While the legal and financial impacts of the Chipotle foodborne illness situation are still being tabulated, restaurant owners across the country are considering what would happen to them should a similar situation occur inside their operation. Many independent restaurant owners will find they have much less protection than originally thought.
A restaurant operator’s first line of defense from legal action stemming from foodborne illness claims is in its contracts with suppliers. Those contracts generally lay out how much responsibility distributors have if there is an issue, and what things the distributors and growers promise they’ll do to make sure that the food they provide is safe. The problem is that many times, the terms in those contracts are often vague and skewed heavily in the favor of the distributor.
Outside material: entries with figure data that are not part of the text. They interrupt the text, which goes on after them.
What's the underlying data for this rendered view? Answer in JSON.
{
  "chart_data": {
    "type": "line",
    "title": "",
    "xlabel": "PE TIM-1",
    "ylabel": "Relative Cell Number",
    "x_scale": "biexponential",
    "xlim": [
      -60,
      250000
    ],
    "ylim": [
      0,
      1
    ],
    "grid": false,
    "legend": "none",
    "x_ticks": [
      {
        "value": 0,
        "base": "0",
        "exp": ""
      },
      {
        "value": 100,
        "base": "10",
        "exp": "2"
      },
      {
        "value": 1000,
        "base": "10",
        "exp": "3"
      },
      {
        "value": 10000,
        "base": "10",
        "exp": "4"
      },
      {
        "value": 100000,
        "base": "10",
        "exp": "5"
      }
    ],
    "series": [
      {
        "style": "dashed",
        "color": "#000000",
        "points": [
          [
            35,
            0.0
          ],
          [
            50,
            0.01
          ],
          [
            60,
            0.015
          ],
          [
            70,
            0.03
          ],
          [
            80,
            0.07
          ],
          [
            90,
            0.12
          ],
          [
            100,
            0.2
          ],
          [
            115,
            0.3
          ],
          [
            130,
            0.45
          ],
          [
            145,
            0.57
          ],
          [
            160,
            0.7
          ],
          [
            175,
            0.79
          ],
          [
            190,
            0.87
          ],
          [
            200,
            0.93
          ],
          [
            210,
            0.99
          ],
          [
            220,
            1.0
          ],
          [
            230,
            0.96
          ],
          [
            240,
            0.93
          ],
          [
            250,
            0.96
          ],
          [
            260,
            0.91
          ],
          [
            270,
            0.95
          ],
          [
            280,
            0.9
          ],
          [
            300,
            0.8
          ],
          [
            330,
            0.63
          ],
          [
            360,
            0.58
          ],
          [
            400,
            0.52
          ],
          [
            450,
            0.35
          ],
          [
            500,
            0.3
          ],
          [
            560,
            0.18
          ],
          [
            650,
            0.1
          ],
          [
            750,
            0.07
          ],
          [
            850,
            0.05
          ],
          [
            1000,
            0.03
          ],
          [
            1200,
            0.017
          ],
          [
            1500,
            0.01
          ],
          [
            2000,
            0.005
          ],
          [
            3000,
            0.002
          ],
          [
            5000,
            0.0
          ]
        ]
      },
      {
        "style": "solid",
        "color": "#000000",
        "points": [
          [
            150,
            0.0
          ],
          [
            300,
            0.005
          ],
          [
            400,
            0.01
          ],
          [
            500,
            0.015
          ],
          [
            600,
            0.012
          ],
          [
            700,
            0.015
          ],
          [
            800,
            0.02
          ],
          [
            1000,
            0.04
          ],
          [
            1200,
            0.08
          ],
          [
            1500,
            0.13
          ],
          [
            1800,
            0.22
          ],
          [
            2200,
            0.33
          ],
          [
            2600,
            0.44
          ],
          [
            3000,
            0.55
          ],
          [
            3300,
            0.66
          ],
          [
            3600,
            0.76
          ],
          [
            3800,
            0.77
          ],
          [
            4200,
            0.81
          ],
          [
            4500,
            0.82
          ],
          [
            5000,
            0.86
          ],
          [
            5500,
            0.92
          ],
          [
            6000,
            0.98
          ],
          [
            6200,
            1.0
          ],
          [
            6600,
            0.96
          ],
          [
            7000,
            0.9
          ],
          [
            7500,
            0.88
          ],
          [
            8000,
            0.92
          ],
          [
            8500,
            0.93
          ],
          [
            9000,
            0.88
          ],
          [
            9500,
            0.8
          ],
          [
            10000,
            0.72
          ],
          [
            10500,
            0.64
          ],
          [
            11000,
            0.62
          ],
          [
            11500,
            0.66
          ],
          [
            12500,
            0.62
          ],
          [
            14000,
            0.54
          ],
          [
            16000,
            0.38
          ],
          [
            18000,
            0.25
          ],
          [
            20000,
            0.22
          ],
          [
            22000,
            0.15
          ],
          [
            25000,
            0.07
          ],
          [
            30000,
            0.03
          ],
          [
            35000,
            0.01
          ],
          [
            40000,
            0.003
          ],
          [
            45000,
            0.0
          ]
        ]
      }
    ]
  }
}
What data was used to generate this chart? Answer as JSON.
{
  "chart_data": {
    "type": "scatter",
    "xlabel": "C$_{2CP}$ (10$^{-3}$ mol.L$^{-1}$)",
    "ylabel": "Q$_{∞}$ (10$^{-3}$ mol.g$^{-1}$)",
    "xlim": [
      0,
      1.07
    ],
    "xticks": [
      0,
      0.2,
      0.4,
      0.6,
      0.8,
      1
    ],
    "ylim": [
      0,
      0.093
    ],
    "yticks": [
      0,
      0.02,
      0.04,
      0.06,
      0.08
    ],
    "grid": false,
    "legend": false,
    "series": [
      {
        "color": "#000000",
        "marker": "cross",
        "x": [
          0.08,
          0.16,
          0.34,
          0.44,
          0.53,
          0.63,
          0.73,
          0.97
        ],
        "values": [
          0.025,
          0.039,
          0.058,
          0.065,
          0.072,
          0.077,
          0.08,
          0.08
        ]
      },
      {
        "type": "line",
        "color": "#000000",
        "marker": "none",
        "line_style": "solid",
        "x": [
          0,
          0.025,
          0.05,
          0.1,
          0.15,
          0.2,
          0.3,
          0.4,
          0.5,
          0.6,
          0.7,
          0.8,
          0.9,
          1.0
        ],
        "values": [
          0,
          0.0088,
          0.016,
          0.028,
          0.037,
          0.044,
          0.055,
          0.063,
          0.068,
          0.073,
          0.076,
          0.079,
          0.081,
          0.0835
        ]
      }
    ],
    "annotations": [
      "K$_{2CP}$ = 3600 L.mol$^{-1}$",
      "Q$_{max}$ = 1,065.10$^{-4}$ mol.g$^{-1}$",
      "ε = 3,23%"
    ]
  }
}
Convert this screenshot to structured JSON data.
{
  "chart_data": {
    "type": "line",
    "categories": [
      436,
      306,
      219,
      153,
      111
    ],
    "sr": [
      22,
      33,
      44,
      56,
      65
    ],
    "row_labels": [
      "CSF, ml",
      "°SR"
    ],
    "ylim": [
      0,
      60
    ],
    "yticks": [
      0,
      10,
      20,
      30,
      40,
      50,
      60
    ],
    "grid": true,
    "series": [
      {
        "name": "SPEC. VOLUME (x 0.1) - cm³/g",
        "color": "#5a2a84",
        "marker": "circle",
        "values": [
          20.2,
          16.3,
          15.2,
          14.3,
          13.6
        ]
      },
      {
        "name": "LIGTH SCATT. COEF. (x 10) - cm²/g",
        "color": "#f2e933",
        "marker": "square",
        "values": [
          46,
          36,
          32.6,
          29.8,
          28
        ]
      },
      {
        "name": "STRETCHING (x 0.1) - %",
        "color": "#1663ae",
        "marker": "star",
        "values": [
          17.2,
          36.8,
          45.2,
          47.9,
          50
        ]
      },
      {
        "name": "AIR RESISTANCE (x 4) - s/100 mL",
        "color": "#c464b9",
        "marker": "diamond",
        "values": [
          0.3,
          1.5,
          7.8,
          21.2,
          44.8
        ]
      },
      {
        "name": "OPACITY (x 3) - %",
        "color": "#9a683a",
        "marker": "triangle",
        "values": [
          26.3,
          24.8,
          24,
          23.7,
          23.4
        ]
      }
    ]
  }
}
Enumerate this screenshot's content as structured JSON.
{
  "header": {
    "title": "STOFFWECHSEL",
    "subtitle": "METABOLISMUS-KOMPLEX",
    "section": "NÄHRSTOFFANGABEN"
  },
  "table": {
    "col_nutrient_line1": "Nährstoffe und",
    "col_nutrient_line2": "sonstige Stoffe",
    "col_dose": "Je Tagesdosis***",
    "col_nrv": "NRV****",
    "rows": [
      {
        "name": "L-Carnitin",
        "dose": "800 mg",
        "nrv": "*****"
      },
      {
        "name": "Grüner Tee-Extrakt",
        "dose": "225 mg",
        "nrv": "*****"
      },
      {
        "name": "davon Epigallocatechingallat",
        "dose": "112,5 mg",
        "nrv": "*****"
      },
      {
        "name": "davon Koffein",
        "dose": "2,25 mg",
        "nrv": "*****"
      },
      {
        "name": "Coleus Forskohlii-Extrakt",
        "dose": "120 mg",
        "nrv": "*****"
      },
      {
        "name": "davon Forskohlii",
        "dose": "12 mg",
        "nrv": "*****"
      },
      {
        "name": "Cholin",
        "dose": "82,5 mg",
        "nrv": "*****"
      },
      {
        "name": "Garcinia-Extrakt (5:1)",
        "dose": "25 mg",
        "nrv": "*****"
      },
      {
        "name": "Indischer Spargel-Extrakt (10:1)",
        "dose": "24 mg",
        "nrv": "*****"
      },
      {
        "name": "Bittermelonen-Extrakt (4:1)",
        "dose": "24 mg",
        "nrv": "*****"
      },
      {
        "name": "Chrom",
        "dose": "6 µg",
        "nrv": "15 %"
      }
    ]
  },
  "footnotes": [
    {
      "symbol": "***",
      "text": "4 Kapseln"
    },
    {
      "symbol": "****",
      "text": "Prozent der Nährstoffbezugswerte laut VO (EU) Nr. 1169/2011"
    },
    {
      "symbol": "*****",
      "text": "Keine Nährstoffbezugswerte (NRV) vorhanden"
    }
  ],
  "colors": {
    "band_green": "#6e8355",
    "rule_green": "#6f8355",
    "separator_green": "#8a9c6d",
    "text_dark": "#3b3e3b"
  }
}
For example, sometimes suppliers say they will use “commercially reasonable efforts to obtain representations and warranties from our suppliers.” As an operator, ask yourself when the last time was that your distributor told you exactly how their suppliers are promising to protect the food supply chains. For independent restaurant owners the answer is most likely “never.”
The recent events at Chipotle serve as a needed reminder why it is important to read and understand the terms and conditions of your supplier agreements:
- When a product recall occurs, what is your distributor’s obligation to notify you of the recall and take steps to get contaminated product off of your shelf or out of your coolers?
- What is the consequence or penalty if your distributor fails to notify you of a product recall?
- What is your distributor’s and the grower’s or manufacturer’s respective Hazard Analysis Critical Control Point plans, which set the procedures for how the distributor or grower will respond to potentially hazardous food at critical points in preparation in processing?
- How is your distributor and the grower or manufacturer insured for foodborne illness? Are you covered as the operator under these policies?
Many large operators know the answers to these questions because they have the internal expertise to understand and negotiate favorable terms with their distributors. That may not always be the case for independent operators who carry much less purchasing power and clout. Unless, of course, those independent operators are part of a group purchasing organization that offers managed produce programs for its members.
With more than 20,000 restaurants and more than $18 billion in purchasing power, the Dining Alliance network has both the clout and the legal expertise to ensure that our members are informed and protected by restaurant-friendly contract terms. We take supply-chain based issues and how our members buy seriously. Through our group purchasing network, our members now also realize significant food safety related benefits including:
- Full-time Food Safety Manager, tracking food safety practices of the growers/shippers, processors, and distributors in our network in compliance with Global Food Safety Initiative Standards;
- All distributors are audited periodically throughout the year to ensure product quality and safety management consistent with our high standards, including checking all aspects of the distribution network;
- We ensure adequate insurance is in place in the event of product/supply-chain issues; and
We employ full-time instructors to educate and train operators and their staff on the proper storage, handing and management of produce.
The scary news for independent restaurants is that the risk of an issue and the legal ramifications is very real. The good news is that they do not have to face that challenge alone.